I still think the BEST solution is to not use any artificial UV at all, and get your tortoise out in the sun a few times a week or more. This is what I usually do now and it works great for me. I use low wattage regular incandescent flood bulbs for when my little ones are indoors and just put them outside in outdoor pens most days. They sleep inside at night. Will your climate allow for this? Kristina is one of our moderators here. She lives in Northern MI, and uses no UV bulbs of any kind. Her tortoises live outside every possible minute of the year in the natural sunshine, and she brings them in for the winter. She has many ages of many species, and this works perfectly well for her.


----------



## jaizei (Aug 18, 2012)

Mjdeisher said:


> Any way I go, there is not a one way straightforward option.
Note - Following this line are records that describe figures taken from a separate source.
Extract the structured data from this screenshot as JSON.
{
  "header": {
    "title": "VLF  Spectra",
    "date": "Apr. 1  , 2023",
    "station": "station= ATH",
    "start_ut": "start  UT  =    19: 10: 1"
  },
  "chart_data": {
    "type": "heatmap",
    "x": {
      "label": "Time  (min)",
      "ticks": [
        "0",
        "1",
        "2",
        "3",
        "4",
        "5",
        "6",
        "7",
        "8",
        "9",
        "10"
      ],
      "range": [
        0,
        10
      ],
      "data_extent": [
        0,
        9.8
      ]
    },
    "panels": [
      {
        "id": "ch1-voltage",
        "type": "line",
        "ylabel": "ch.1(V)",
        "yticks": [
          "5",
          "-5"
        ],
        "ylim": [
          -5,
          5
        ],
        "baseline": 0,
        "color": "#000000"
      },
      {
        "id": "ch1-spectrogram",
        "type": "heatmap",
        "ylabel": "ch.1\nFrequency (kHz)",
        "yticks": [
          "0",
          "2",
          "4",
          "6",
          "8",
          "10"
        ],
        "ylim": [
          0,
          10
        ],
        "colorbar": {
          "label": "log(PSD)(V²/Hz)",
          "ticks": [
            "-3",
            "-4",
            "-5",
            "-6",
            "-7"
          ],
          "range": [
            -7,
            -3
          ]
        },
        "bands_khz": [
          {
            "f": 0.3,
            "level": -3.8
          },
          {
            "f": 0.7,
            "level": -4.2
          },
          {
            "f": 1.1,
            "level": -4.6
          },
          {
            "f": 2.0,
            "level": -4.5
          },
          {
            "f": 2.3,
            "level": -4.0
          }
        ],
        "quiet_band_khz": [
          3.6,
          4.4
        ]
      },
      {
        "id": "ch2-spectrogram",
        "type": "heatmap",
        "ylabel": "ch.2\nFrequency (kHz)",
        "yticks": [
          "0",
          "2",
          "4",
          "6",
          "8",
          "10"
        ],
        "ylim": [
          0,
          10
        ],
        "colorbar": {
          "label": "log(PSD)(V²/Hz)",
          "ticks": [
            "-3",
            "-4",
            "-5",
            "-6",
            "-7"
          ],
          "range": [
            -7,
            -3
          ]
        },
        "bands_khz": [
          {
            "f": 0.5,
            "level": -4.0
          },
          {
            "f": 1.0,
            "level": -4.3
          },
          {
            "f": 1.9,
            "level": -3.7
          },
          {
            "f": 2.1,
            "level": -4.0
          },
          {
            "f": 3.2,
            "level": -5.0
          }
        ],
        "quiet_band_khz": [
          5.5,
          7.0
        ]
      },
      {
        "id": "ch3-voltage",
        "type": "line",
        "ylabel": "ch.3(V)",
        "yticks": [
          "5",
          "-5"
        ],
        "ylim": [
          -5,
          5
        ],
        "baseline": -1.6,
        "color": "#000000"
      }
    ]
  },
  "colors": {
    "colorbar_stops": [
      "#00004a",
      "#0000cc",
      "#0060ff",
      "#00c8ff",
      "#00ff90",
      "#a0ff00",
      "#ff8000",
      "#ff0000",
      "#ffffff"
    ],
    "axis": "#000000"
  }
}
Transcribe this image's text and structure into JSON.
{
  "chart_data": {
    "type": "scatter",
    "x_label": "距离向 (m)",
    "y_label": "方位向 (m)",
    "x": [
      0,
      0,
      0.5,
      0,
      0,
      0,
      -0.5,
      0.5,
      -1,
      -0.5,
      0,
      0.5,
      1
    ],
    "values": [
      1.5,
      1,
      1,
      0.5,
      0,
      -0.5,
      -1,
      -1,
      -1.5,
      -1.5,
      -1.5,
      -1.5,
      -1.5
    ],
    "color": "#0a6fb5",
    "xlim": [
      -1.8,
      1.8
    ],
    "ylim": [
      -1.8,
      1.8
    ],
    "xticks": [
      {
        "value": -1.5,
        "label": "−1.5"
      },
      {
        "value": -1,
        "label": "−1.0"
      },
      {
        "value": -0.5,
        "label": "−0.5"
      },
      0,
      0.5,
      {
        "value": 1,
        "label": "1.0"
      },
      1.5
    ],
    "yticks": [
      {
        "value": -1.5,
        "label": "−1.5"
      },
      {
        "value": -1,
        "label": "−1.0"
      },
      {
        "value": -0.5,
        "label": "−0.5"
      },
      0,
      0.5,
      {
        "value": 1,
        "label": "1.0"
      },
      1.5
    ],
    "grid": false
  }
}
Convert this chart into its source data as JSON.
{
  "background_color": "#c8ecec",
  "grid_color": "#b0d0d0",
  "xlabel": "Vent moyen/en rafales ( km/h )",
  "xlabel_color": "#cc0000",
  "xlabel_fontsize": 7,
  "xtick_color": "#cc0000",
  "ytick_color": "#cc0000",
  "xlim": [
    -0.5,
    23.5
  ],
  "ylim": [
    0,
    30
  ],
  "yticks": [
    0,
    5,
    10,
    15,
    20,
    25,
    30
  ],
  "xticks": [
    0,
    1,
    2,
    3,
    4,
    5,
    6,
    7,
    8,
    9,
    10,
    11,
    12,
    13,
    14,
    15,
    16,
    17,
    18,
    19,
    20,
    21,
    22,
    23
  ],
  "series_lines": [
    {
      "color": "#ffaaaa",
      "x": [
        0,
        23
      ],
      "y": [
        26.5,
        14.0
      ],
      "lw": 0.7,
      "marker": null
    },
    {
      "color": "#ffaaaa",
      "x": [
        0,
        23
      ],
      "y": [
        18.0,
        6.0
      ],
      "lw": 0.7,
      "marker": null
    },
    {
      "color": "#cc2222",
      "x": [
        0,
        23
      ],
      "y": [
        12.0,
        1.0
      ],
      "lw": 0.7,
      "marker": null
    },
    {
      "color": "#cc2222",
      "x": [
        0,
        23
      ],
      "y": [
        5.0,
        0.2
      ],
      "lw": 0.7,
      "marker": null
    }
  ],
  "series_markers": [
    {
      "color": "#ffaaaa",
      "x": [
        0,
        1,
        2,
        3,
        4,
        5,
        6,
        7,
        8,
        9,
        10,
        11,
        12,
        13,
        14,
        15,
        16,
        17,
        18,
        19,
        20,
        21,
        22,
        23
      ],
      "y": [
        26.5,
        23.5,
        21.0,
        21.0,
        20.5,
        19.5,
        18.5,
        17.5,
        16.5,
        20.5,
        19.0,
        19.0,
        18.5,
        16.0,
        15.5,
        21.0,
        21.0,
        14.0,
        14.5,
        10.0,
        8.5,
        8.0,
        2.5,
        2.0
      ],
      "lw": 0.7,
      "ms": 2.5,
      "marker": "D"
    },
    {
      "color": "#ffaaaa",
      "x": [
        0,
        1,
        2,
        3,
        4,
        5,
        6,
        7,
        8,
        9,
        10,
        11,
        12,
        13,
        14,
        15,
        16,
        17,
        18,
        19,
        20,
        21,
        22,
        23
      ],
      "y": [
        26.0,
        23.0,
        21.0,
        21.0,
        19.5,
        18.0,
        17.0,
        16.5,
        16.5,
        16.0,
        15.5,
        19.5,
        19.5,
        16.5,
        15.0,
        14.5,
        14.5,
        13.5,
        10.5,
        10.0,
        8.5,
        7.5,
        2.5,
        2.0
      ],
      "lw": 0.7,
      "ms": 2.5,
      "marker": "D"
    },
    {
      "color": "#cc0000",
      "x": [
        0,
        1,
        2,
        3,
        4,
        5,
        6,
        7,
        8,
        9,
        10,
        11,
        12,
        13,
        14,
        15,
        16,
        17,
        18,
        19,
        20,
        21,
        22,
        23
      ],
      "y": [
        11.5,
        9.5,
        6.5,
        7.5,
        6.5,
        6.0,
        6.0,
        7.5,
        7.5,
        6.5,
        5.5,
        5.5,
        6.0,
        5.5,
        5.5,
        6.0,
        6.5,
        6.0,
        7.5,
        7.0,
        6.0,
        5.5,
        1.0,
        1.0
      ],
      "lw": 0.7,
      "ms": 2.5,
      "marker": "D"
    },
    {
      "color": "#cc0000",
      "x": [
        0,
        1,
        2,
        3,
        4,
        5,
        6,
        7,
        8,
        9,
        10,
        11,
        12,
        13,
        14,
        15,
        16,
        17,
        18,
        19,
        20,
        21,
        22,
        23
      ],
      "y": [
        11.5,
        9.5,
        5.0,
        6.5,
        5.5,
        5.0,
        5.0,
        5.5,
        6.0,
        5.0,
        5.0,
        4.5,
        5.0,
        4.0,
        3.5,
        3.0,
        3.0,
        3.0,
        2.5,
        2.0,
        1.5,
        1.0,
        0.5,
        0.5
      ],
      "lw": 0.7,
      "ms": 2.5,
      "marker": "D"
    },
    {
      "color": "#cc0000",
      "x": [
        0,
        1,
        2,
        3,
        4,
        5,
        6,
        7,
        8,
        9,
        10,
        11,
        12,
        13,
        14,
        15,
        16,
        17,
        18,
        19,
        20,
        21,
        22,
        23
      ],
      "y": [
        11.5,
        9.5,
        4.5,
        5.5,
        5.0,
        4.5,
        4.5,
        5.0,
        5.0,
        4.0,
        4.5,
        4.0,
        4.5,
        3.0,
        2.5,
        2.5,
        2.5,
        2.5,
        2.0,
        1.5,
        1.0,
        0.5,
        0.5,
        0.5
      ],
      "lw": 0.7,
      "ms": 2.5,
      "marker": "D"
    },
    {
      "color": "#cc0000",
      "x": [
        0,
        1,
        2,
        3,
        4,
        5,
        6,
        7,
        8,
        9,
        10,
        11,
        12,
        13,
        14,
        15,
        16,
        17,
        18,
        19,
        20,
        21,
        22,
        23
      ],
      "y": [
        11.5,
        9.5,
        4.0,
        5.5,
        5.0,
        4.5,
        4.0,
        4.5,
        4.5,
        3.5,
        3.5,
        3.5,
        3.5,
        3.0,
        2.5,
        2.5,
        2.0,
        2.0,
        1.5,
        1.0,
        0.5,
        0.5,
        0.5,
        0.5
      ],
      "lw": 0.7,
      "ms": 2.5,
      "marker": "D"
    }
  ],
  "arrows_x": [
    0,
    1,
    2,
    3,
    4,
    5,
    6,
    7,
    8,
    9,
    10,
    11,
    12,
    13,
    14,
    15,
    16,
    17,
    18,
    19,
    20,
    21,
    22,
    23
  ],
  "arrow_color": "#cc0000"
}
MVB have mixed reviews for hatchlings, cf's have mixed reviews, even normal full spectrum tube lights have damaging effects if it is too small of a percentage or to high of uv light.



All the different types of UVB lamps have had problems. They all have pros and cons. You just have to pick the option that is best for your situation and monitor it, regardless of the type.


----------



## Mjdeisher (Aug 18, 2012)

Tom said:


> I still think the BEST solution is to not use any artificial UV at all, and get your tortoise out in the sun a few times a week or more. This is what I usually do now and it works great for me. I use low wattage regular incandescent flood bulbs for when my little ones are indoors and just put them outside in outdoor pens most days. They sleep inside at night. Will your climate allow for this? Kristina is one of our moderators here. She lives in Northern MI, and uses no UV bulbs of any kind. Her tortoises live outside every possible minute of the year in the natural sunshine, and she brings them in for the winter. She has many ages of many species, and this works perfectly well for her.



I'm working in getting an outdoor setup for him on the balcony. I live in an apartment in northern Indiana for now, will be moving south in less than a year. I'm nervous about such a small baby being outside, but I'm gonna do my best not to be an overprotective mom. Haha. 

FYI, I went and got a regular tube lighting setup... A baby is not one for a newbie to take risks on... So I caved. Lol. Now on to finding a way to suspend this thing... Any pics/suggestions would be helpful!


----------



## jaizei (Aug 18, 2012)

Mjdeisher said:


> FYI, I went and got a regular tube lighting setup... A baby is not one for a newbie to take risks on... So I caved. Lol. Now on to finding a way to suspend this thing... Any pics/suggestions would be helpful!



What's your enclosure look like? 

I think something like this is easiest. Just make the vertical pieces longer. PVC is easy to work with and lightweight. If your enclosure is a table, you can leave off the 'feet' and use standoff straps to secure the stand to the sides.


----------



## Mjdeisher (Aug 18, 2012)

jaizei said:


> What's your enclosure look like?
> 
> I think something like this is easiest. Just make the vertical pieces longer. PVC is easy to work with and lightweight. If your enclosure is a table, you can leave off the 'feet' and use standoff straps to secure the stand to the sides.



No tort yet so don't freak overe there being... Well... Nothing. I'm just working on temps and stuff right now. 

I love the PVC pipe idea!! 

View attachment 26431


----------



## Tom (Aug 18, 2012)

In that set up it might be easiest to just lay the tube and fixture on top of your wire. Your basking bulb will work better if it is mounted directly over head pointing straight down. Those stick on thermometer are useless. You need a remote probed thermometer so you can move the probe around the enclosure and check all your temps, not just the temp where the stick on sits. I like to use a temp gun too for setting temps and checking them periodically.


----------



## Mjdeisher (Aug 18, 2012)

I have a temp gun  I just have the stickies for the initial testing process. I need to see the constant temp to start with.


----------